Listen to Richard C. McConathy as he discusses the process of defending against Evading Arrest charges in Dallas County.

Evading Arrest defense attorney in Dallas, TX

Transcript
Evading arrest is a major issue in the state of Texas. It’s used by police officers and district attorneys to bootstrap or raise up a case on you. For example, you get pulled over on a minor violation and you decide “well, I’m not going to pull over, I’m going to go ahead and go forward”. What you got to remember is it’s the officer’s interpretation. If you’re in a vehicle and travel as much as a hundred and fifty feet once those lights are hit, he can hit you with a felony. If you’re on your feet and he gives you a command to stop, he can hit you with a misdemeanor. If you have a prior record, or if there is a person injured in the accident it can be up to a second-degree felony which could be up to 20 years in prison.
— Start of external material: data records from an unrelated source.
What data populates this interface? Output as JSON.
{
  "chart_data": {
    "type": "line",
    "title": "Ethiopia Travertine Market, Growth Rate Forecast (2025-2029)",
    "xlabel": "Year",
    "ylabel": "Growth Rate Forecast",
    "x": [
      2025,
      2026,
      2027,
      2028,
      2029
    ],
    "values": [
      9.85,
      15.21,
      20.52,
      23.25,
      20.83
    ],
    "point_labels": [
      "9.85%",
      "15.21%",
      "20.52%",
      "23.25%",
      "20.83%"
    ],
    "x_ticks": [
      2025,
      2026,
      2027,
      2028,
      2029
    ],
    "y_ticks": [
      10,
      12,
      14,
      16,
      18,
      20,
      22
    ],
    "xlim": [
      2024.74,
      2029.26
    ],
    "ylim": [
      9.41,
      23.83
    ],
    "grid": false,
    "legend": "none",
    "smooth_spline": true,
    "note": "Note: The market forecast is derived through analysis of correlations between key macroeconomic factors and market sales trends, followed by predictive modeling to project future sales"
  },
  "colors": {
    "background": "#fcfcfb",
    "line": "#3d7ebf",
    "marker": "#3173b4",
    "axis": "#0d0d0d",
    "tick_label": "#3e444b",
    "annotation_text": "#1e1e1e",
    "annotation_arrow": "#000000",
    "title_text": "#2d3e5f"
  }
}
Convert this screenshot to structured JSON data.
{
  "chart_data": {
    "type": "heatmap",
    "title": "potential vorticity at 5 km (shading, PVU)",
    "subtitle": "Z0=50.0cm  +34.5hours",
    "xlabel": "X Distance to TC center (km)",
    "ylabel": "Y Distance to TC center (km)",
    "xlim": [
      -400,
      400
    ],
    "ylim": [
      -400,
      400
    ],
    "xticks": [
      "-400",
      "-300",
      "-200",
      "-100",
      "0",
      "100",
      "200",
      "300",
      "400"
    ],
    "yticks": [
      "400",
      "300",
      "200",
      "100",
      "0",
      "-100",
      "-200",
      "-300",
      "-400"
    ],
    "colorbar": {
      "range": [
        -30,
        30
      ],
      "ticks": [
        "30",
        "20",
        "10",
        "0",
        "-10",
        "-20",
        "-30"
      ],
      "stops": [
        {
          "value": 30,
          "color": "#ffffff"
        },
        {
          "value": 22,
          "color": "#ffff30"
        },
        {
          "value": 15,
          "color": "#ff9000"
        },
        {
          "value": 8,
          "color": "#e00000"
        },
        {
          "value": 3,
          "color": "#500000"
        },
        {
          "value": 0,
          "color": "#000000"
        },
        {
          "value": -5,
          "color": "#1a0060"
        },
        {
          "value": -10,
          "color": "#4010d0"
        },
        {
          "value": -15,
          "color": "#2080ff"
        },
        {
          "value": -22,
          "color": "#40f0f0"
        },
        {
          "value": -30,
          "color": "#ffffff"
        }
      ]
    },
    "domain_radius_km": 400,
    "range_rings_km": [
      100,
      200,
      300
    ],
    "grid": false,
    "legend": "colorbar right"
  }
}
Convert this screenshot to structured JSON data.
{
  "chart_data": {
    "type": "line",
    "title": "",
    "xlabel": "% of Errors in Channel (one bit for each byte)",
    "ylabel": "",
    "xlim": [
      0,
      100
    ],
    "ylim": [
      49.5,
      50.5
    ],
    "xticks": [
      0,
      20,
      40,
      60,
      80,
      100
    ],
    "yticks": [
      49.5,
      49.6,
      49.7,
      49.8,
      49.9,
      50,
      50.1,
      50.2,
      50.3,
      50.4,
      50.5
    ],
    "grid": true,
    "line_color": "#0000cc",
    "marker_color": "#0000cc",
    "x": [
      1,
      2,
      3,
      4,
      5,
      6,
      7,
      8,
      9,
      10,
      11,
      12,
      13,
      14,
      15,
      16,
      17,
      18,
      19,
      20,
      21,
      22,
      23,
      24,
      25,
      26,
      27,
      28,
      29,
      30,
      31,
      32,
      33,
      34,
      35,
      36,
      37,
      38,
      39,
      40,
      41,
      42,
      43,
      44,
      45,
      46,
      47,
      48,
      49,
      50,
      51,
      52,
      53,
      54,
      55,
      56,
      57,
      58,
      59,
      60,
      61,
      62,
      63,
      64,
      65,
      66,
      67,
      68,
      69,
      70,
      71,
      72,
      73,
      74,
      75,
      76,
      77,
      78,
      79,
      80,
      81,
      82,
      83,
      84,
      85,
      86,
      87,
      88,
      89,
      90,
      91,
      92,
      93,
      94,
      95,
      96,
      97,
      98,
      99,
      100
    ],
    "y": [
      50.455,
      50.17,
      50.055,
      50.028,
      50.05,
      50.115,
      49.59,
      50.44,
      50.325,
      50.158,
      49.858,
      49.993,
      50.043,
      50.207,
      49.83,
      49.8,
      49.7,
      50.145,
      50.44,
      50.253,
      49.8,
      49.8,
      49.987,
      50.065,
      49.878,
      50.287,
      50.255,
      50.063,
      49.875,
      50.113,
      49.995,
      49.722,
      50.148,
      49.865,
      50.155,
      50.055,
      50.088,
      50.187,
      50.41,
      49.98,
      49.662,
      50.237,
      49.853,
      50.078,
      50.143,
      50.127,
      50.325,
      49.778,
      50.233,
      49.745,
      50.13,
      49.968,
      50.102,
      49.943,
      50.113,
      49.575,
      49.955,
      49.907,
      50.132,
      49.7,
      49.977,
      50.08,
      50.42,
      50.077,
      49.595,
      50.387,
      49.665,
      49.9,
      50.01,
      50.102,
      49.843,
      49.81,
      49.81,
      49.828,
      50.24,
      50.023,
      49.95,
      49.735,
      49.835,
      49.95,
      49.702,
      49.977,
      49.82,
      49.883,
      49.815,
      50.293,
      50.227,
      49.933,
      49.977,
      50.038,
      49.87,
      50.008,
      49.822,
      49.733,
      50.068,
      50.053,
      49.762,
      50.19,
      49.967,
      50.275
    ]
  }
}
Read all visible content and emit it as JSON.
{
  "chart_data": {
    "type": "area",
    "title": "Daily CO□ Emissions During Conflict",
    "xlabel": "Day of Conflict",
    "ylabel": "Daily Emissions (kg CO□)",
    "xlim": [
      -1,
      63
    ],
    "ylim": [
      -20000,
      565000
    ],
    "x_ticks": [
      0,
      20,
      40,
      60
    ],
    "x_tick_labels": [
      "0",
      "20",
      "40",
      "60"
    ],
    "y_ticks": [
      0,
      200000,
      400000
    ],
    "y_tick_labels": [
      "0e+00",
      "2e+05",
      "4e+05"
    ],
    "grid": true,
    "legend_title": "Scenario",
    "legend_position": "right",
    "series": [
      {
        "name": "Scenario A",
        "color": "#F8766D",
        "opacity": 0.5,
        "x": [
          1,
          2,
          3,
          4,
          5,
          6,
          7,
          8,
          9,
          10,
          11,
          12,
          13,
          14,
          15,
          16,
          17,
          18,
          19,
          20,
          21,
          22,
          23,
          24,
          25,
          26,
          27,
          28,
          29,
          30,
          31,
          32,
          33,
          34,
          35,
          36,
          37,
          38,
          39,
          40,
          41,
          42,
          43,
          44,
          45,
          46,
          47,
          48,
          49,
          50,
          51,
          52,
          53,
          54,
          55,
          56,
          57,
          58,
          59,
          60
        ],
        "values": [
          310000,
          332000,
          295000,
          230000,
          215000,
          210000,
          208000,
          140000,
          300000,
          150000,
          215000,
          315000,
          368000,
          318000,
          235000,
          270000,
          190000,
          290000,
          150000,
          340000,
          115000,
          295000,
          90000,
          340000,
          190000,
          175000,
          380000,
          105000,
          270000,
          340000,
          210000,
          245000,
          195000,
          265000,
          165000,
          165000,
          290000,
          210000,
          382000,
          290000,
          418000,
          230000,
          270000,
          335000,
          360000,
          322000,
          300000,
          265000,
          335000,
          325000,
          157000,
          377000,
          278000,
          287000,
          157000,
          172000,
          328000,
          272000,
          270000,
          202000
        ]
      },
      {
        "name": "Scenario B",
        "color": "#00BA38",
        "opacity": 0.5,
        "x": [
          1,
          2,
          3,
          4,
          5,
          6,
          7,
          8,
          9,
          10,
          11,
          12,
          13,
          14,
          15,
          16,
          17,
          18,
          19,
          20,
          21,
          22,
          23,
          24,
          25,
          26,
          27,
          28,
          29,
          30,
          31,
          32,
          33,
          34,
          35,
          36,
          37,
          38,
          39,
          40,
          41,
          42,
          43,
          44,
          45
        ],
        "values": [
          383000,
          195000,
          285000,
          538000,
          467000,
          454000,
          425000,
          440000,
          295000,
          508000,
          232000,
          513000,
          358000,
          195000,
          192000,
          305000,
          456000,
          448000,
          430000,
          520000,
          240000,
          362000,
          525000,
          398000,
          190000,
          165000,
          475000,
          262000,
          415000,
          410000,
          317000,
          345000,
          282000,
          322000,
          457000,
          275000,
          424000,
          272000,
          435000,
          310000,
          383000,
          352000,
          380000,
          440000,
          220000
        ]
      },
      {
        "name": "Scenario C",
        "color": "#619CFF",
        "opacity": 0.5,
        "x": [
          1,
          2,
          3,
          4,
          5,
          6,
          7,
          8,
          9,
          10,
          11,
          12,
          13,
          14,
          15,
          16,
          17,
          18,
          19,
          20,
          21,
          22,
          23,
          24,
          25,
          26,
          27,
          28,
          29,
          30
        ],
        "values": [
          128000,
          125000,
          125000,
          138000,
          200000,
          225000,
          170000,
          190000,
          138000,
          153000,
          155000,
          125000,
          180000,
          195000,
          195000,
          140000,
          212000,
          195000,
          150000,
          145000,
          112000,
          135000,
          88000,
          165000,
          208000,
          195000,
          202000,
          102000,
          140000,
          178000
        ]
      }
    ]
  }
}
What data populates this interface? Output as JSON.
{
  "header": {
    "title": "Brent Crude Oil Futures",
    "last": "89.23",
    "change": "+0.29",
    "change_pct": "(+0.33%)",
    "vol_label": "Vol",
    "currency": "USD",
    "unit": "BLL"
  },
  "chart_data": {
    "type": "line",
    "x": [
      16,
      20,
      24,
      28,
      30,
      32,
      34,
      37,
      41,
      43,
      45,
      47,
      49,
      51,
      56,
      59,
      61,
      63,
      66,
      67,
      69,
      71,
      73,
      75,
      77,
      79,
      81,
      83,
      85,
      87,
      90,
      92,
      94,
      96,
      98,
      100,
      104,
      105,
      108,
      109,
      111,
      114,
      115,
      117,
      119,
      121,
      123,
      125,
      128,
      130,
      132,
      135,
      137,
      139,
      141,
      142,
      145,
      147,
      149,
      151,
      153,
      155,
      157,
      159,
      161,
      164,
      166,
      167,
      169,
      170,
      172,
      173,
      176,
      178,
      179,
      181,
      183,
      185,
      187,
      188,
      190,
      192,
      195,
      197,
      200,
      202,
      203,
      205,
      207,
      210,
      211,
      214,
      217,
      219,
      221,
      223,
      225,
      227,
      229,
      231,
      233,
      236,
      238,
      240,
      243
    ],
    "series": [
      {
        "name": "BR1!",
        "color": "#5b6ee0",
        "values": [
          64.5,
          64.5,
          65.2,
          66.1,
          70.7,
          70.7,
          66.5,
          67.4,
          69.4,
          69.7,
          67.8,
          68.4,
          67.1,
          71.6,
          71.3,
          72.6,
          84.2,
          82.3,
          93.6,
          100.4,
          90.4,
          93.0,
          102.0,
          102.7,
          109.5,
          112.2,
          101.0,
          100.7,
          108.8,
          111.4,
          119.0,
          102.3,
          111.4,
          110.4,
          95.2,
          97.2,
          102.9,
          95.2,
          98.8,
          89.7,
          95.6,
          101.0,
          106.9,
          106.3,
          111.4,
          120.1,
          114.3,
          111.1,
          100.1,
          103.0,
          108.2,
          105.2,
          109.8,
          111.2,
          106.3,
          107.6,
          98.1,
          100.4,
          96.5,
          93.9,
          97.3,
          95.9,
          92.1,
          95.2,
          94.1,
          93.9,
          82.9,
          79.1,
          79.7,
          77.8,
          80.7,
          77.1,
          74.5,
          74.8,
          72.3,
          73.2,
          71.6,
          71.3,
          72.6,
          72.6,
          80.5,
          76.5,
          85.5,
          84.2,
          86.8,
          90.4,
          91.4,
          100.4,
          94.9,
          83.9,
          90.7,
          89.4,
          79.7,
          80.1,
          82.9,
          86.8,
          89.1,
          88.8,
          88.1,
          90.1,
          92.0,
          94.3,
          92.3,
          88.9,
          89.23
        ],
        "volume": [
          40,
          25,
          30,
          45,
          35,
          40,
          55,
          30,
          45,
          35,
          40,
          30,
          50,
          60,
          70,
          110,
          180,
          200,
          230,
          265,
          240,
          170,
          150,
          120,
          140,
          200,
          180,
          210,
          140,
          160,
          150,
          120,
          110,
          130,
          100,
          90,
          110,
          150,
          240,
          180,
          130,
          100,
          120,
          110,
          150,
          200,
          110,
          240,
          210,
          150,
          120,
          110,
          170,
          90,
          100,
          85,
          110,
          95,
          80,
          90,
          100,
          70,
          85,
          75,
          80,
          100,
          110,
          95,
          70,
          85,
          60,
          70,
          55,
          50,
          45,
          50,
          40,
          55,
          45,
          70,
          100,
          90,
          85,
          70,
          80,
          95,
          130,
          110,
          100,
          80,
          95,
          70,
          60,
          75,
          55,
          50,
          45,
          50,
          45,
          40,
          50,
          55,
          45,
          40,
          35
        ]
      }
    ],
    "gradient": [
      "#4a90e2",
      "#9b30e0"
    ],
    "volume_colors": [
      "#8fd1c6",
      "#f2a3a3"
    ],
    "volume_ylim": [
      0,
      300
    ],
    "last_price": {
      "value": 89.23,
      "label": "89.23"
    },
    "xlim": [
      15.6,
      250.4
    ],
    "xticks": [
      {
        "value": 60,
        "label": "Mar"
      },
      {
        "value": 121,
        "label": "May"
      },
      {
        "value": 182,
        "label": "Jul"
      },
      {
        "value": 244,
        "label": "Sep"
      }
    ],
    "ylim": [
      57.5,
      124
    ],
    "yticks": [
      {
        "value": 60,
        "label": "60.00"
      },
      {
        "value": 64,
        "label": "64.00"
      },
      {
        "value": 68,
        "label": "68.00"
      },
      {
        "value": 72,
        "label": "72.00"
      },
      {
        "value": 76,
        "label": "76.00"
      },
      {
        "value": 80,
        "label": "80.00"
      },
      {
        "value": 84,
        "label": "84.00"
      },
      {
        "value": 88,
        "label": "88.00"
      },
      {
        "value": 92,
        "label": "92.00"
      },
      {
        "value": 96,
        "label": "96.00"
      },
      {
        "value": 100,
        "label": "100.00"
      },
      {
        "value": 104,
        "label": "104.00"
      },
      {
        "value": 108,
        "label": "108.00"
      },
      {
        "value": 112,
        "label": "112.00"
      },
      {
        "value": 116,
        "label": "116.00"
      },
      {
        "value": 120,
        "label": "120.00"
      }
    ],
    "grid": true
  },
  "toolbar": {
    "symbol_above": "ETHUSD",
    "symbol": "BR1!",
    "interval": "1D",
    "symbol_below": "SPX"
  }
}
It’s always important that when you see those lights or are given a command to order that you stop and cooperate with the officer. But at the same time, you got to remember that the district attorney is going to use everything to his advantage to try to get more charges on you so that you’ll plead out of the case. On evading arrest, the challenge is going to be in this particular instance is what is your mental intent at the time. Are you trying to flee the officer and avoid detention, or are you trying to find a safe place to pull over? Other issues are is misidentification, you didn’t hear the officer or the command, or there are other aspects that we find in today’s political modern age; you don’t feel safe around the police officer and you want to go to a place that’s well-lit and there’s more people around you. Especially when you’re facing an issue in some communities where they feel the police are a presence that is not always the best. So, in these particular instances, we have to look at each particular angle of that, especially the mental intent, and bring it to the court. If the court believes that your mental intent didn’t match what your actions were, you can be found not guilty.